Afghanistan is ranked one of the 10 worst places in the world for girls to get an education, according to a report by the One Campaign. One bright spot is the Afghan Institute of Learning run by our project partner Dr. Sakena Yacoobi, who has been awarded the Opus Prize, the Wise Prize for Education, and is a Senior Ashoka Fellow.
With your support, teachers and administrators at the Afghan Institute for Learning kept children learning during the Covid-19 pandemic shutdown. In addition to emergency food deliveries and producing PPE, the Institute of Learning created video lessons that students could watch via phone or computer. For students who didn’t have electronic access, they made printed packets of learning materials available. They also offered tutoring for children and counseling for adults to settle family disputes and prevent domestic violence. Thank you for your support for their critical work!
Did you see this eye-opening primer in the October 22 New York Times on the outsized health risks that racism imposes on U.S. Black women before, during, and after pregnancy? One shocking statistic: “Black women in America have more than a three times higher risk of death related to pregnancy and childbirth than their white peers.” There’s good news, however: Relatively simple interventions can vastly improve outcomes for mothers and infants.
This summer you supported those interventions by funding Black Mamas ATX’s life-saving program for pregnant women and new mothers in Central Texas. Black Mamas has a 100% breastfeeding initiation—an intervention that offers multiple benefits, from improved health and boosted immunity for infants to a lower risk of postpartum depression for women. Your support helped one of Black Mamas’ Sister Doulas, Aphrica, purchase books and enroll in the first two of her four classes toward her training as a birth assistant and as an International Board Certified Lactation Consultant. Thank you for funding a gift that will keep on giving.

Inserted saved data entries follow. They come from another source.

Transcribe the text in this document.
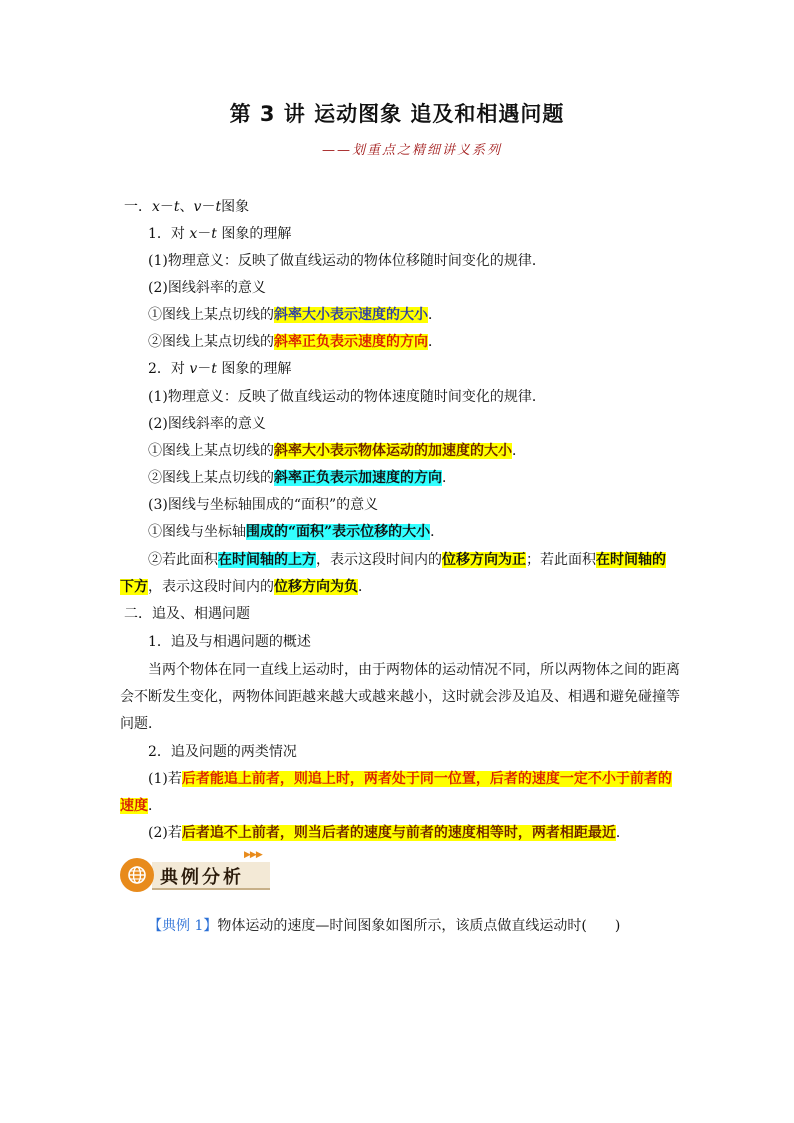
第 3 讲 运动图象 追及和相遇问题
——划重点之精细讲义系列
一．x－t、v－t图象
1．对 x－t 图象的理解
(1)物理意义：反映了做直线运动的物体位移随时间变化的规律．
(2)图线斜率的意义
①图线上某点切线的斜率大小表示速度的大小．
②图线上某点切线的斜率正负表示速度的方向．
2．对 v－t 图象的理解
(1)物理意义：反映了做直线运动的物体速度随时间变化的规律．
(2)图线斜率的意义
①图线上某点切线的斜率大小表示物体运动的加速度的大小．
②图线上某点切线的斜率正负表示加速度的方向．
(3)图线与坐标轴围成的“面积”的意义
①图线与坐标轴围成的“面积”表示位移的大小．
②若此面积在时间轴的上方，表示这段时间内的位移方向为正；若此面积在时间轴的
下方，表示这段时间内的位移方向为负．
二．追及、相遇问题
1．追及与相遇问题的概述
当两个物体在同一直线上运动时，由于两物体的运动情况不同，所以两物体之间的距离
会不断发生变化，两物体间距越来越大或越来越小，这时就会涉及追及、相遇和避免碰撞等
问题．
2．追及问题的两类情况
(1)若后者能追上前者，则追上时，两者处于同一位置，后者的速度一定不小于前者的
速度．
(2)若后者追不上前者，则当后者的速度与前者的速度相等时，两者相距最近．
典例分析
▶▶▶
【典例 1】物体运动的速度—时间图象如图所示，该质点做直线运动时(　　)
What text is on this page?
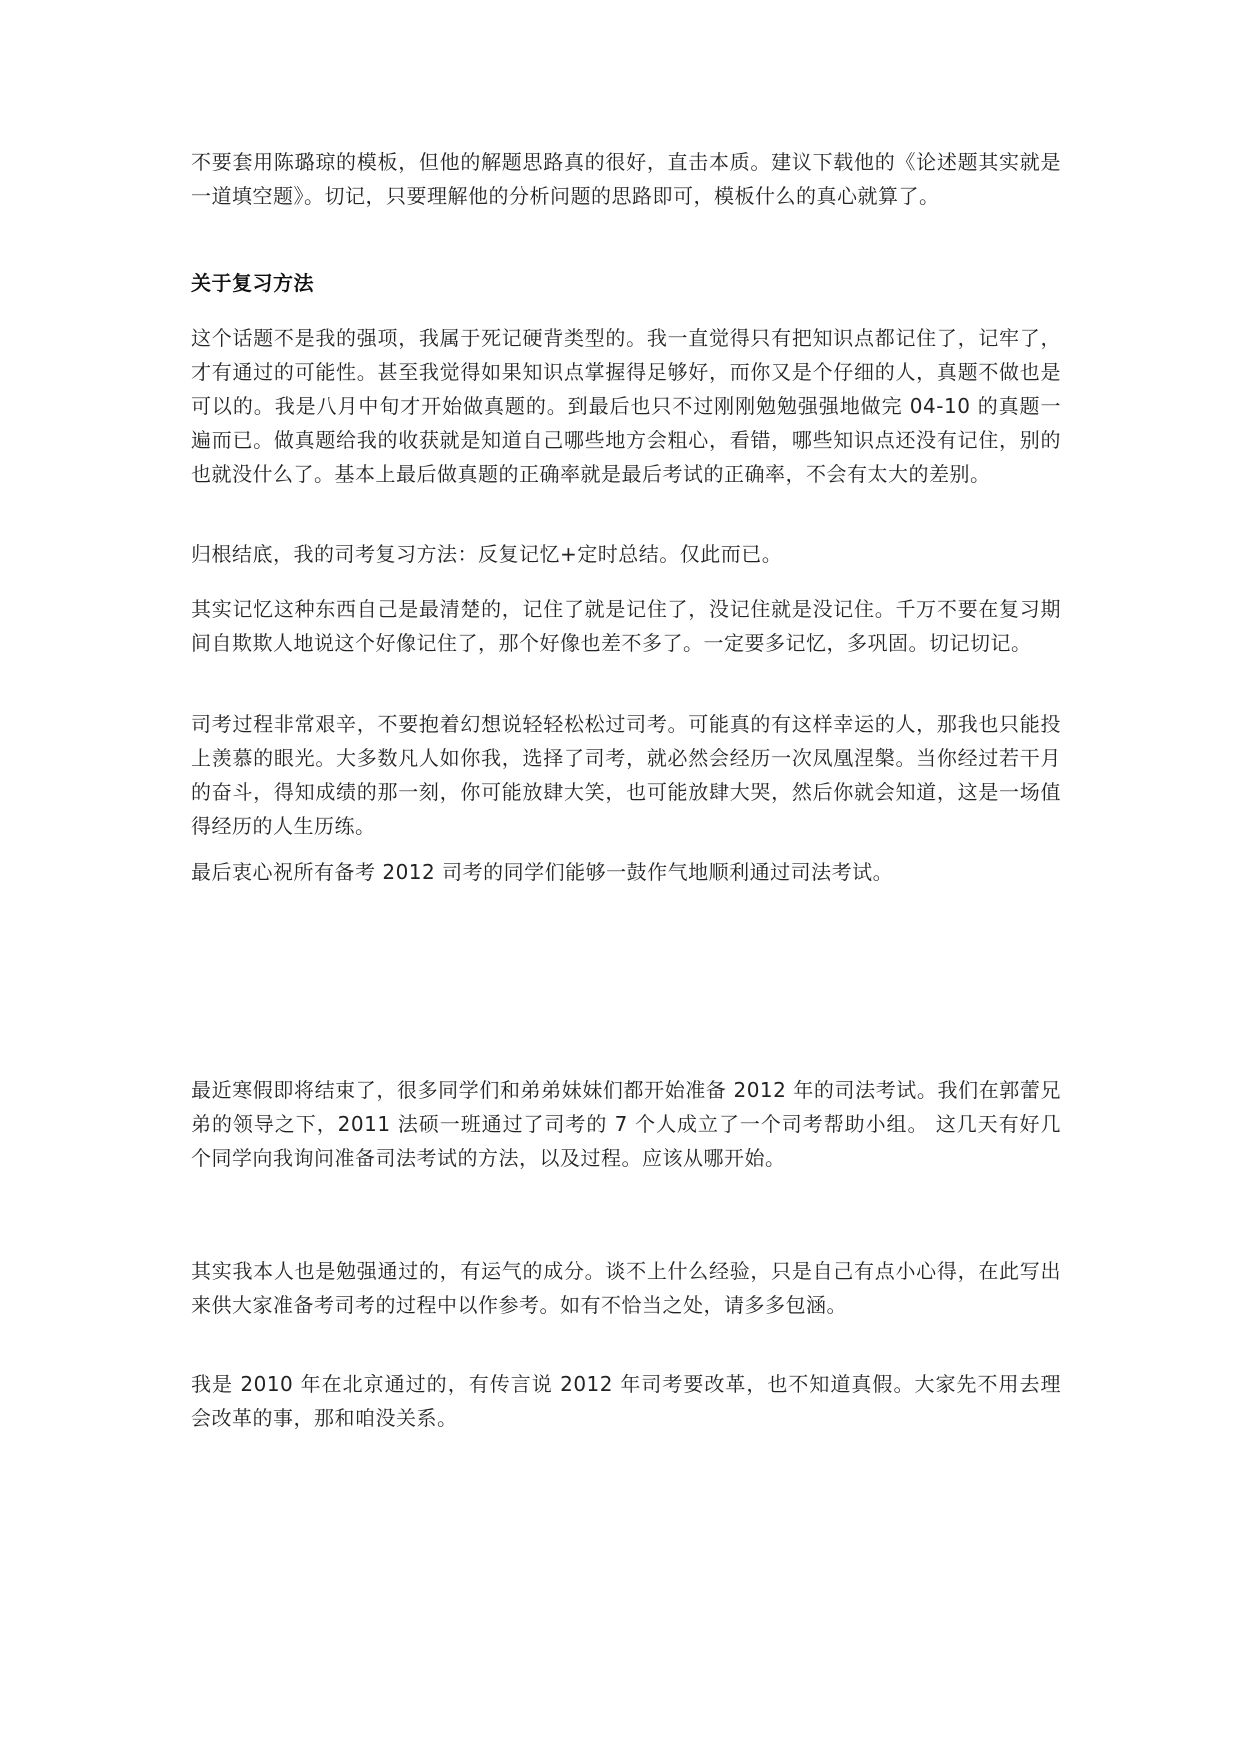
不要套用陈璐琼的模板，但他的解题思路真的很好，直击本质。建议下载他的《论述题其实就是一道填空题》。切记，只要理解他的分析问题的思路即可，模板什么的真心就算了。

关于复习方法

这个话题不是我的强项，我属于死记硬背类型的。我一直觉得只有把知识点都记住了，记牢了，才有通过的可能性。甚至我觉得如果知识点掌握得足够好，而你又是个仔细的人，真题不做也是可以的。我是八月中旬才开始做真题的。到最后也只不过刚刚勉勉强强地做完 04-10 的真题一遍而已。做真题给我的收获就是知道自己哪些地方会粗心，看错，哪些知识点还没有记住，别的也就没什么了。基本上最后做真题的正确率就是最后考试的正确率，不会有太大的差别。

归根结底，我的司考复习方法：反复记忆+定时总结。仅此而已。

其实记忆这种东西自己是最清楚的，记住了就是记住了，没记住就是没记住。千万不要在复习期间自欺欺人地说这个好像记住了，那个好像也差不多了。一定要多记忆，多巩固。切记切记。

司考过程非常艰辛，不要抱着幻想说轻轻松松过司考。可能真的有这样幸运的人，那我也只能投上羡慕的眼光。大多数凡人如你我，选择了司考，就必然会经历一次凤凰涅槃。当你经过若干月的奋斗，得知成绩的那一刻，你可能放肆大笑，也可能放肆大哭，然后你就会知道，这是一场值得经历的人生历练。

最后衷心祝所有备考 2012 司考的同学们能够一鼓作气地顺利通过司法考试。

最近寒假即将结束了，很多同学们和弟弟妹妹们都开始准备 2012 年的司法考试。我们在郭蕾兄弟的领导之下，2011 法硕一班通过了司考的 7 个人成立了一个司考帮助小组。 这几天有好几个同学向我询问准备司法考试的方法，以及过程。应该从哪开始。

其实我本人也是勉强通过的，有运气的成分。谈不上什么经验，只是自己有点小心得，在此写出来供大家准备考司考的过程中以作参考。如有不恰当之处，请多多包涵。

我是 2010 年在北京通过的，有传言说 2012 年司考要改革，也不知道真假。大家先不用去理会改革的事，那和咱没关系。
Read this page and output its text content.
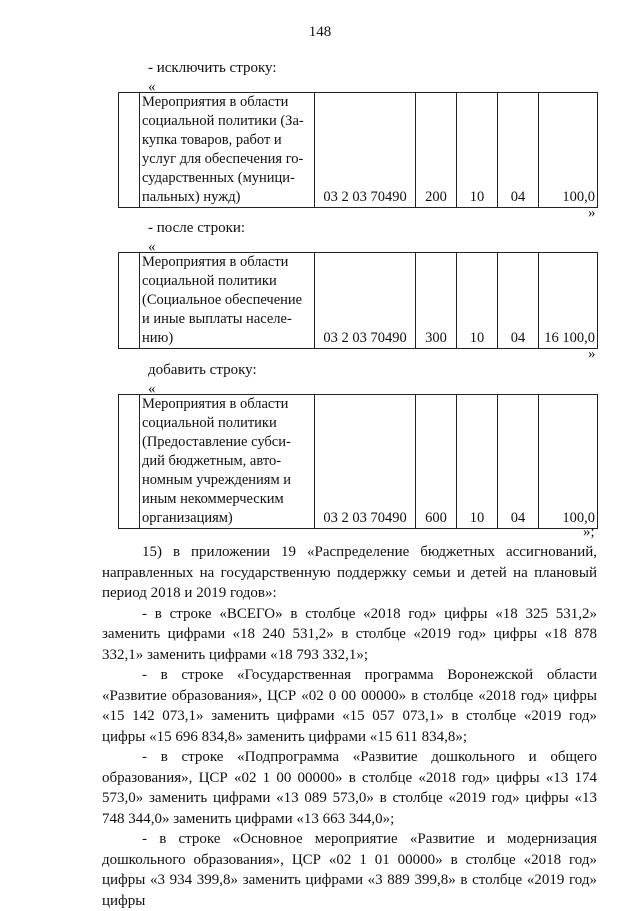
148
- исключить строку:
«

Мероприятия в области
социальной политики (За-
купка товаров, работ и
услуг для обеспечения го-
сударственных (муници-
пальных) нужд)	03 2 03 70490	200	10	04	100,0
»
- после строки:
«

Мероприятия в области
социальной политики
(Социальное обеспечение
и иные выплаты населе-
нию)	03 2 03 70490	300	10	04	16 100,0
»
добавить строку:
«

Мероприятия в области
социальной политики
(Предоставление субси-
дий бюджетным, авто-
номным учреждениям и
иным некоммерческим
организациям)	03 2 03 70490	600	10	04	100,0
»;

15) в приложении 19 «Распределение бюджетных ассигнований, направленных на государственную поддержку семьи и детей на плановый период 2018 и 2019 годов»:

- в строке «ВСЕГО» в столбце «2018 год» цифры «18 325 531,2» заменить цифрами «18 240 531,2» в столбце «2019 год» цифры «18 878 332,1» заменить цифрами «18 793 332,1»;

- в строке «Государственная программа Воронежской области «Развитие образования», ЦСР «02 0 00 00000» в столбце «2018 год» цифры «15 142 073,1» заменить цифрами «15 057 073,1» в столбце «2019 год» цифры «15 696 834,8» заменить цифрами «15 611 834,8»;

- в строке «Подпрограмма «Развитие дошкольного и общего образования», ЦСР «02 1 00 00000» в столбце «2018 год» цифры «13 174 573,0» заменить цифрами «13 089 573,0» в столбце «2019 год» цифры «13 748 344,0» заменить цифрами «13 663 344,0»;

- в строке «Основное мероприятие «Развитие и модернизация дошкольного образования», ЦСР «02 1 01 00000» в столбце «2018 год» цифры «3 934 399,8» заменить цифрами «3 889 399,8» в столбце «2019 год» цифры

In the US, Covid-19 has impacted Black communities disproportionately. You funded a project that supports one vulnerable cohort of that population: Black girls aged 13 to 17 in Travis County, Texas, who have had had contact with the justice or child welfare system. “In partnership with the Travis County Juvenile Defenders office and Hearts2Heal, the Travis County Girls Squad aims to meet the urgent need of healthy connection, basic needs support, and mental wellness partnership for Black girls who need us right now,” Meme Styles founder and president of Measure. Your donation purchased monthly grocery gift cards for 10 participants and cost for a Black female psychologist for one month.